After seven years of traveling the globe with little money and no intentions, 30-year-old Marea Hoffman returns to America to answer one nagging question: Was her father’s death by car accident when she was just 12 a suicide over his despair at working on the hydrogen bomb? Marea is rootless, possessing only what’s in her knapsack; she takes a “white room” in a transient hotel, gets a night job at Dawn’s Early Rising baking bread with a hippie gay baker, and spends her days riding the subway and paying visits to the four therapists she tries to please by presenting four distinct parts of herself. Marea (named for the seas on the dark side of the moon) has had nightmares about her father’s work since she was a child growing up with her parents in Princeton, where fellow scientist Albert Einstein used to come over for Sunday dinner.

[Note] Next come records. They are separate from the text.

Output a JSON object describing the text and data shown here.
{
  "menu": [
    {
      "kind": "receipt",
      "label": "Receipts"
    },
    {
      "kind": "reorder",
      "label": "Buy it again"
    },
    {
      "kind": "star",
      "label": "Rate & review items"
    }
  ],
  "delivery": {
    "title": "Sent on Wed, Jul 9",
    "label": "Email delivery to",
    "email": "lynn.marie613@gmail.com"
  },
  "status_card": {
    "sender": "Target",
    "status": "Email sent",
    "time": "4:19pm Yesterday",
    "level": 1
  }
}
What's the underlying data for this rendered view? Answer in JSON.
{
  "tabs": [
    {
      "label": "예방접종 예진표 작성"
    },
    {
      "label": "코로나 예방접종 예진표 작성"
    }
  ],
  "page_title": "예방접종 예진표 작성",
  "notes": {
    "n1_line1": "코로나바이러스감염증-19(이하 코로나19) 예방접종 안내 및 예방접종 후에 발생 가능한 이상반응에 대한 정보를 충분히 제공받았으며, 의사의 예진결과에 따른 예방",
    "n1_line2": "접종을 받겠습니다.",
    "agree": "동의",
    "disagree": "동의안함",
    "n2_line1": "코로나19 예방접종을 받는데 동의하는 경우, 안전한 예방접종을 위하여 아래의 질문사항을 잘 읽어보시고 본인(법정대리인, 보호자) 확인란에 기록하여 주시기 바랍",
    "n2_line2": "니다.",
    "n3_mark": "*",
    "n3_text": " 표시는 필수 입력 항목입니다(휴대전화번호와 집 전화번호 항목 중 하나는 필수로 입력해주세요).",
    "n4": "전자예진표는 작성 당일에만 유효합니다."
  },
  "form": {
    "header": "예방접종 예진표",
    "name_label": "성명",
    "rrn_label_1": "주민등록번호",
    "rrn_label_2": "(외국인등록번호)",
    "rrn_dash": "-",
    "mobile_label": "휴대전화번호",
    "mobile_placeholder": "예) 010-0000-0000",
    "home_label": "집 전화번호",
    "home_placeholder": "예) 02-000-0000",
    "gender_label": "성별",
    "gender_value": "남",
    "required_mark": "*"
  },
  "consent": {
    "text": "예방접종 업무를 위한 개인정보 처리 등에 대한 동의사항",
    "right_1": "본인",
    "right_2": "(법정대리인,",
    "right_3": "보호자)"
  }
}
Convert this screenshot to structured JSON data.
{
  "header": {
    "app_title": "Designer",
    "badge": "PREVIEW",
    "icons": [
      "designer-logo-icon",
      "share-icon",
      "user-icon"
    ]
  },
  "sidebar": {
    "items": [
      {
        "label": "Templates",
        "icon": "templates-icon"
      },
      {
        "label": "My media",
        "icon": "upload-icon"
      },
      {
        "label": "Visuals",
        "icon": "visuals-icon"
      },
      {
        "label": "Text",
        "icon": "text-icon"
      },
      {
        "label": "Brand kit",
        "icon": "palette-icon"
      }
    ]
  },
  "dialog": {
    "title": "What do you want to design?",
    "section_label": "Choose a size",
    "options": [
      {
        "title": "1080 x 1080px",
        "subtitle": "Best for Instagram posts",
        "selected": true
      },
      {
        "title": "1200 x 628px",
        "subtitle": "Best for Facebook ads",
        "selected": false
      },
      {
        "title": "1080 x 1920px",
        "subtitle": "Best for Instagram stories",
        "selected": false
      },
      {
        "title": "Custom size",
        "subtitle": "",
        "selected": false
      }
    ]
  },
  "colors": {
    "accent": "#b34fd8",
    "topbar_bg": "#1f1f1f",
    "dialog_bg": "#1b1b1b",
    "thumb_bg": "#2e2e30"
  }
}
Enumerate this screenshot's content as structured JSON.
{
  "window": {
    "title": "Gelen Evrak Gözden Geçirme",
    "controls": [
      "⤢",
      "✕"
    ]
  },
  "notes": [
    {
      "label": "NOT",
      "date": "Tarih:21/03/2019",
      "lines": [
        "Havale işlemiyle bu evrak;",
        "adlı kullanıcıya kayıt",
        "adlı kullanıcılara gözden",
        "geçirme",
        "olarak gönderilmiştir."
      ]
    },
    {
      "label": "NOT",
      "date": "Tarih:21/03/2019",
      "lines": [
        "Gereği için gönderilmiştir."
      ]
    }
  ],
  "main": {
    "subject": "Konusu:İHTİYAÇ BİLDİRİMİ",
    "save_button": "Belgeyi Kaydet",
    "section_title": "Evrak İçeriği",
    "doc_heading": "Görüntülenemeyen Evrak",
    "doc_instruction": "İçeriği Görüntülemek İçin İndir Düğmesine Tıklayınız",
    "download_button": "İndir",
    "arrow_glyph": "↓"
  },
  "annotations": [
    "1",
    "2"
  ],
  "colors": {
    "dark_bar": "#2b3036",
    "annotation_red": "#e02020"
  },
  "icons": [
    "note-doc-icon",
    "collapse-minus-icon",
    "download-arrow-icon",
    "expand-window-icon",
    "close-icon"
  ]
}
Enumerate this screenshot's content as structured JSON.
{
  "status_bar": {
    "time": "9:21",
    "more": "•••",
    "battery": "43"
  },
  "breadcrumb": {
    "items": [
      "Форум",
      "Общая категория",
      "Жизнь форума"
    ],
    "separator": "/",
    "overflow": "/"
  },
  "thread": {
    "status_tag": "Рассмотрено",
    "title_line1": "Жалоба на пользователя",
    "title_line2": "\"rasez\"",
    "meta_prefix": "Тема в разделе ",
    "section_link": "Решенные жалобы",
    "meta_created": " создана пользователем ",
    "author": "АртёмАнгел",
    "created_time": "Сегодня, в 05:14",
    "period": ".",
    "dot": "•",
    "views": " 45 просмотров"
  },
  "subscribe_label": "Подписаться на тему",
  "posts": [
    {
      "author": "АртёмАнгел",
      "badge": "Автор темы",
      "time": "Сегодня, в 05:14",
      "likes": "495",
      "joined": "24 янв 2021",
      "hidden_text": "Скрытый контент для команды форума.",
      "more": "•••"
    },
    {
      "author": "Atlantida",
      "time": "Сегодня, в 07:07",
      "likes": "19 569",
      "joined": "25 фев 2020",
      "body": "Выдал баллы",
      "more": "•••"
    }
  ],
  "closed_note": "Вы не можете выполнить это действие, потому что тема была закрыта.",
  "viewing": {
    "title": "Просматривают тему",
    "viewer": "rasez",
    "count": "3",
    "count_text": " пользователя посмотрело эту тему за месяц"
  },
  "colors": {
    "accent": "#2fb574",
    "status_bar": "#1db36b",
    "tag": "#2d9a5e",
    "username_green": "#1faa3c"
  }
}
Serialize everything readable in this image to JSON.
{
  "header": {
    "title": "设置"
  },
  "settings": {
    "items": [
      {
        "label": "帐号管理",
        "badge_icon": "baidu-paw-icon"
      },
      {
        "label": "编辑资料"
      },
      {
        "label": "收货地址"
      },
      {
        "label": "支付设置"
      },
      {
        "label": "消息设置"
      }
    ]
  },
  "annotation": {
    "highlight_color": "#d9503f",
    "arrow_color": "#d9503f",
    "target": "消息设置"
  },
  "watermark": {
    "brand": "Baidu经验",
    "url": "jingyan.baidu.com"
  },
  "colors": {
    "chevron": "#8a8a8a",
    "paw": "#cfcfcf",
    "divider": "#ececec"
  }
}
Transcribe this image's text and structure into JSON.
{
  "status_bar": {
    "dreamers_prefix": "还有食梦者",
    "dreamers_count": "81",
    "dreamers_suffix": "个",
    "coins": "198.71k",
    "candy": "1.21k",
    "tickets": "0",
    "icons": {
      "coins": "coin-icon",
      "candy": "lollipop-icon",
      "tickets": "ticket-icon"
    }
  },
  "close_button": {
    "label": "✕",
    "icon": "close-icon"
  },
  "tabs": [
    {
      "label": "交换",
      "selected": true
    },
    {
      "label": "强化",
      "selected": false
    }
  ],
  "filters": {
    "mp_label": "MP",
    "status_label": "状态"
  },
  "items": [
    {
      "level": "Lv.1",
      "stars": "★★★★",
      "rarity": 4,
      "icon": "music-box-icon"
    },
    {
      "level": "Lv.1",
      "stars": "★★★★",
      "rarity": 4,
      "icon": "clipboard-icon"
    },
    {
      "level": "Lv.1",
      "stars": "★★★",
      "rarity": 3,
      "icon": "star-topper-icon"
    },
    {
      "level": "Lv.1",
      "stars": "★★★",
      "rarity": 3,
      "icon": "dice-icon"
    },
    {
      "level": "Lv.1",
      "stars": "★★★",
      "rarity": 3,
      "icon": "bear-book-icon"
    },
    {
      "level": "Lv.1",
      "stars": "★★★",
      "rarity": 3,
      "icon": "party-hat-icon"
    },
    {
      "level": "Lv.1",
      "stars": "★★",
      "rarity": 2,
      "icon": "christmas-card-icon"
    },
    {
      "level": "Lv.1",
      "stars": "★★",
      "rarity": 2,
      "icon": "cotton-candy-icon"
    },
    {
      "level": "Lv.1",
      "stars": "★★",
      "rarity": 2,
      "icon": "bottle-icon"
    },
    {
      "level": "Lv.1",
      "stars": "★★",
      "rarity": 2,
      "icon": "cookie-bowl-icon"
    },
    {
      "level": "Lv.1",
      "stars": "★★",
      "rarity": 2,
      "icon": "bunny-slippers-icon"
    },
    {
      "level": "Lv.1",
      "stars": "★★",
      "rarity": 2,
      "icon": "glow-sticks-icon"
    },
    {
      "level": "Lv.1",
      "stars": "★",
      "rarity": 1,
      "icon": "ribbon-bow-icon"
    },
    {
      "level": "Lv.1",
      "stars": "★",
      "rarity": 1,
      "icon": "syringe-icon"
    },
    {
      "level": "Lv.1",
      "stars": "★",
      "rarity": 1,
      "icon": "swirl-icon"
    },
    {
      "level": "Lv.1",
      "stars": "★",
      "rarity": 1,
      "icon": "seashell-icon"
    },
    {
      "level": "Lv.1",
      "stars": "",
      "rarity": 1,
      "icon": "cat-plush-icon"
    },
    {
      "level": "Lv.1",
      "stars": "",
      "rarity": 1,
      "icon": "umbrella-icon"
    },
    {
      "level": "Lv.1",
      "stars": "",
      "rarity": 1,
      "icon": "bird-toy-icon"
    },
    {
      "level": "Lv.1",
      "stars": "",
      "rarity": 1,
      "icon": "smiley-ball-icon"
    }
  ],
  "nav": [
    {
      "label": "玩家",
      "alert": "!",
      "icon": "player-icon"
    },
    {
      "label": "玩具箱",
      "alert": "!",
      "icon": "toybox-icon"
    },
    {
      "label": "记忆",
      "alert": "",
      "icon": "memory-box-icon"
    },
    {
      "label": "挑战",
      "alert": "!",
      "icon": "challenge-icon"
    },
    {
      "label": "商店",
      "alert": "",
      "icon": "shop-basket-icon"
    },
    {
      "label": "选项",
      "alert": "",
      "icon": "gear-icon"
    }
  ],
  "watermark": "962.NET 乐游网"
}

Marea’s father Jonas, an Austrian Jew who barely escaped the death camps, found his scientific work a way both to foil evil and help his adopted country. Yet his wife, Virginia, a Quaker, and Einstein, being pacifists, try vehemently to change his mind—with the result that Jonas is exiled from everyone’s good graces before his tragic early death in 1957. Former TV producer and second-novelist Wenner (Setting Fires, 2000) manages in a short space to create memorable characters in the four therapists (old world Dr. Angela Iris, uptight psychoanalyst Colin Ross, sexy Jungian Eric Silas, and politically defensive lesbian Nina Wolf) and in Marea’s sadly diminished mother, not to mention in Einstein himself, whom Marea called Grandpa and used to dance with around the living room to oompah music.

The fallout of America’s atomic nightmare in a touching, humanistic story.